The Herbert H. Goecke Jr. Memorial Parking Deck. (WHAV News file photograph.)

A permanent mural advertising the Haverhill Farmers Market will be painted on the upper level of the Goecke Parking Deck, just below the railing. The colorful sign will face Merrimack Street.

The Haverhill Farmers Market celebrates its 40th anniversary this year by moving to a prime location on Merrimack Street.

City councilors on Tuesday unanimously approved the market taking up residence in the front lot of the Goecke Parking Deck every Saturday from June 23 through Oct. 27.

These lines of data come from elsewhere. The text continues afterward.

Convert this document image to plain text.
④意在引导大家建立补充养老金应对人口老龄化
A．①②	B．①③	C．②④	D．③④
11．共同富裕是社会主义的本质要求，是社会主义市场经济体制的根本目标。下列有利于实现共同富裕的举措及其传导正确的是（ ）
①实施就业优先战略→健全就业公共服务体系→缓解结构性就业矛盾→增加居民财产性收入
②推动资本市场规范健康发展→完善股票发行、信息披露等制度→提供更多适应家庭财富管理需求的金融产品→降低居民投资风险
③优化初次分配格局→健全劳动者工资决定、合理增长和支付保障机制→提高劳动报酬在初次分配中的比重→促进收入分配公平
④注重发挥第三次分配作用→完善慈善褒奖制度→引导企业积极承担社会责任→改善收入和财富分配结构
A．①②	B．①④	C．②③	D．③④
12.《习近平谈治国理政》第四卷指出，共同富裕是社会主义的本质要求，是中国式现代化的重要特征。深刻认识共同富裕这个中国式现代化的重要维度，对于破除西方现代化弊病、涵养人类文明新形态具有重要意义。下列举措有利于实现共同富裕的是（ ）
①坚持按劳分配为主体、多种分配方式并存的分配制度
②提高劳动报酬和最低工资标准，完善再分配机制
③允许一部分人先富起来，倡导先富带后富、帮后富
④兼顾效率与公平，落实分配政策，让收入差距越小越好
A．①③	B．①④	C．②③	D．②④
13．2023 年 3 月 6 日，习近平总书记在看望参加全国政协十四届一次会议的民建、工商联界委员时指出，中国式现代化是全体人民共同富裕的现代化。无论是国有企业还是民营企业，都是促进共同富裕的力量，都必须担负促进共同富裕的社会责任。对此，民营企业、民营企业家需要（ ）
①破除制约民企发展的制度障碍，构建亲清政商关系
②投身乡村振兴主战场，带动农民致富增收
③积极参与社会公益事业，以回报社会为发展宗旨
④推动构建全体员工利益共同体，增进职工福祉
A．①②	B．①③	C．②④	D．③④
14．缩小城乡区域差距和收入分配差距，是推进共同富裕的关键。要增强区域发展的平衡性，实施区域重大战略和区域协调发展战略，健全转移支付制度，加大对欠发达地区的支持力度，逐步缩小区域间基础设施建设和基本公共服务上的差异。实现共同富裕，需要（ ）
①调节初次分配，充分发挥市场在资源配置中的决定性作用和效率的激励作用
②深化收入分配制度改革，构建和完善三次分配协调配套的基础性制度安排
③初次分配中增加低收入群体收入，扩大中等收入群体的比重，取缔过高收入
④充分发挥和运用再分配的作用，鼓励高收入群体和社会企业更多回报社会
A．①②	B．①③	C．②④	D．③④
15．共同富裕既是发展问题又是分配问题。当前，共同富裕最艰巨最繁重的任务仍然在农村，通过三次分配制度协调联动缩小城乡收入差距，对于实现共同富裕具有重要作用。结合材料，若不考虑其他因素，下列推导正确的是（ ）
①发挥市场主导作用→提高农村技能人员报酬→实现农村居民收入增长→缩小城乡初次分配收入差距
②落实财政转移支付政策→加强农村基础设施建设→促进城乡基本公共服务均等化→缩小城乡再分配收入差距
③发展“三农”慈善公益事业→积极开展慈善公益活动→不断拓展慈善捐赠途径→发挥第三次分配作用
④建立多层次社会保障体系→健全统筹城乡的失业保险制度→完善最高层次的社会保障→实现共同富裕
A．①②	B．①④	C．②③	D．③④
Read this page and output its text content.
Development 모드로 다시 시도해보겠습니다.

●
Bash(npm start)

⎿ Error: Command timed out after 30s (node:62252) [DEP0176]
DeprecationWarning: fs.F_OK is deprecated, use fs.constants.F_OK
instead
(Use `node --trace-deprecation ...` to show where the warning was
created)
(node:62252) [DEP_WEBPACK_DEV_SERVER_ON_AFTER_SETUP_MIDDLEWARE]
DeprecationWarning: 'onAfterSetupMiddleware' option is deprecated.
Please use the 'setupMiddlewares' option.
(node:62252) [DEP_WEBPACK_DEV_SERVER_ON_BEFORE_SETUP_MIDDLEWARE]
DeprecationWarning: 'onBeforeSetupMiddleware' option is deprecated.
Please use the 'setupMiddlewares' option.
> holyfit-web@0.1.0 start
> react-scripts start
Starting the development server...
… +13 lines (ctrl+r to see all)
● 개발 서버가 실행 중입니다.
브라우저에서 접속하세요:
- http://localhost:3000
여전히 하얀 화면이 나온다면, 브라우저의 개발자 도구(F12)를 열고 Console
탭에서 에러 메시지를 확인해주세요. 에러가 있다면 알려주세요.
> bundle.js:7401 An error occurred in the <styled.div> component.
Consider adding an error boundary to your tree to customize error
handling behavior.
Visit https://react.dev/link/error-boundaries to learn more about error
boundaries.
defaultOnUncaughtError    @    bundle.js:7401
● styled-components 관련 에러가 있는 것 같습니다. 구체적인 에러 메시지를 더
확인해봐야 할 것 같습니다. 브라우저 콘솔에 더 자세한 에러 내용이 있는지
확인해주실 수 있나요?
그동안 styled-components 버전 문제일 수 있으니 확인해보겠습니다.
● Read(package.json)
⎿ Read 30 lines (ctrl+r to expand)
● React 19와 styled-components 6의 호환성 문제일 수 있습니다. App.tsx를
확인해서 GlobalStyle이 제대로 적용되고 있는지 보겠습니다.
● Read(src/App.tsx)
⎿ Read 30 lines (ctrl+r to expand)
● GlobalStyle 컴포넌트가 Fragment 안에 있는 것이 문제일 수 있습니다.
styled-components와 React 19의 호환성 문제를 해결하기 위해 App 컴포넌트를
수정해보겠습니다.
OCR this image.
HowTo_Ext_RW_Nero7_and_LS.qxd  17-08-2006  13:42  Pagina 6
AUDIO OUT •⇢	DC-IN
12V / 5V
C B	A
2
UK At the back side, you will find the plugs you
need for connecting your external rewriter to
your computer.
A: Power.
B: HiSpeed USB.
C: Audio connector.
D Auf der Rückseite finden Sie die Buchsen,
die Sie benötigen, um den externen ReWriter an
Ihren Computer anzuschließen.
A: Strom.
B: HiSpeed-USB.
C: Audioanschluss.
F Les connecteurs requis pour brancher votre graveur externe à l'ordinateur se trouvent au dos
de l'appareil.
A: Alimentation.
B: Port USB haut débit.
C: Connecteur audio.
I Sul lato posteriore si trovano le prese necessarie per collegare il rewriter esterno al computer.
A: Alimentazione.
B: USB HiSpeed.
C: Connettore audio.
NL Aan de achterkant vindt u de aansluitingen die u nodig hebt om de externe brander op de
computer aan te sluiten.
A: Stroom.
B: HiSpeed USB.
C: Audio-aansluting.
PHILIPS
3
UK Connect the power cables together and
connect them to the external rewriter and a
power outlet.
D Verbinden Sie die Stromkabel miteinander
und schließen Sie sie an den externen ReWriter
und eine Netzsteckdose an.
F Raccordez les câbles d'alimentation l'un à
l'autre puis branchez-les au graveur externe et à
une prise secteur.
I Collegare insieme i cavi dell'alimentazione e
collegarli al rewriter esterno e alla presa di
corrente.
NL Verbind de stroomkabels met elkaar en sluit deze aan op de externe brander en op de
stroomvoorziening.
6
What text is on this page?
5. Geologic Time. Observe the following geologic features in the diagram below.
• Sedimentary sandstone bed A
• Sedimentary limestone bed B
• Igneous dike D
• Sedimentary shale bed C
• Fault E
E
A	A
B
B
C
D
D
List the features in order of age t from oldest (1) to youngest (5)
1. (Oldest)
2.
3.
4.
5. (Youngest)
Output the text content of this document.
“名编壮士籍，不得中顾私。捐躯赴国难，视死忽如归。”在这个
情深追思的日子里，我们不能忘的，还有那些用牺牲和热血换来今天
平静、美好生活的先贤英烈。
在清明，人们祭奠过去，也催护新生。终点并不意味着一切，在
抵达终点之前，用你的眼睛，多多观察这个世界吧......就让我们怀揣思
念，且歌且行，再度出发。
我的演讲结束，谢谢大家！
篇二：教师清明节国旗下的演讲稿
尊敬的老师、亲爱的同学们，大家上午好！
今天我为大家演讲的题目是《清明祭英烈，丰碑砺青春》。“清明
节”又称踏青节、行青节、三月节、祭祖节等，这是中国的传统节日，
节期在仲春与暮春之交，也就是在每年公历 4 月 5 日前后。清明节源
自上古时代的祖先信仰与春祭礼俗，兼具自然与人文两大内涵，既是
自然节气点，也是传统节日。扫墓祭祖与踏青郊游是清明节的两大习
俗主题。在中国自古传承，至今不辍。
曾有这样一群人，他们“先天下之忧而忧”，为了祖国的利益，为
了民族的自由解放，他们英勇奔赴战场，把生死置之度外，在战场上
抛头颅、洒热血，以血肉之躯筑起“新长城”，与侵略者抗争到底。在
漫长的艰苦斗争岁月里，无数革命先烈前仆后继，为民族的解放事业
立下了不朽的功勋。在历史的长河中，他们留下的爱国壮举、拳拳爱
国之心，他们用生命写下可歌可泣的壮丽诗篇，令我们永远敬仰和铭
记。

An ordinance to restrict parking on market Saturdays from 2 a.m. to 2 p.m. will be voted on in two weeks.

Jeff Grassie, a local artist and organizer of the market, told councilors the move will benefit the vendors, customers, and the city.

“Merrimack Street is a quiet place sometimes; this will bring more people down there,” Grassie said.

Last year, an average of 500 people visited the market each week, Grassie said. An influx of that number of people to Merrimack Street every Saturday can help invigorate that stretch of downtown, Grassie said, recalling last year’s Better Block Festival.

 “It was an amazing thing to see so many people show up downtown,” he said.

There will be plenty of room for all those visitors to park. The upper and lower levels of the parking deck will be available for parking, with 461 spaces. On-street parking will not be affected.

A path through the deck’s front lot will remain clear for vehicles to access parking in the lower level, and a sign will point the way to free parking, Grassie said.

A number of local organizations are lending support, including the Greater Haverhill Foundation, Greater Haverhill Chamber of Commerce, Creative Haverhill and Team Haverhill.

The chamber and foundation are covering the cost of red tents for each vendor to set up beneath. The tents will be weighted, so they won’t require any anchors to break into the asphalt of the parking lot, Grassie said.

Upgrades to the area will include additional trash barrels and recycling receptacles, as well as several electrical outlets that will eliminate the need for a generator to power entertainers’ amplifiers and vendors’ refrigeration units.

Wally and Stephanie Lesiczka, of Wally’s Vegetables, will relocate with the market as they have several times in its 40 year history. The Lesiczkas began selling produce when the Farmers Market began in 1978.

“Wally and I were the young farmers on the block,” Stephanie Lesiczka said.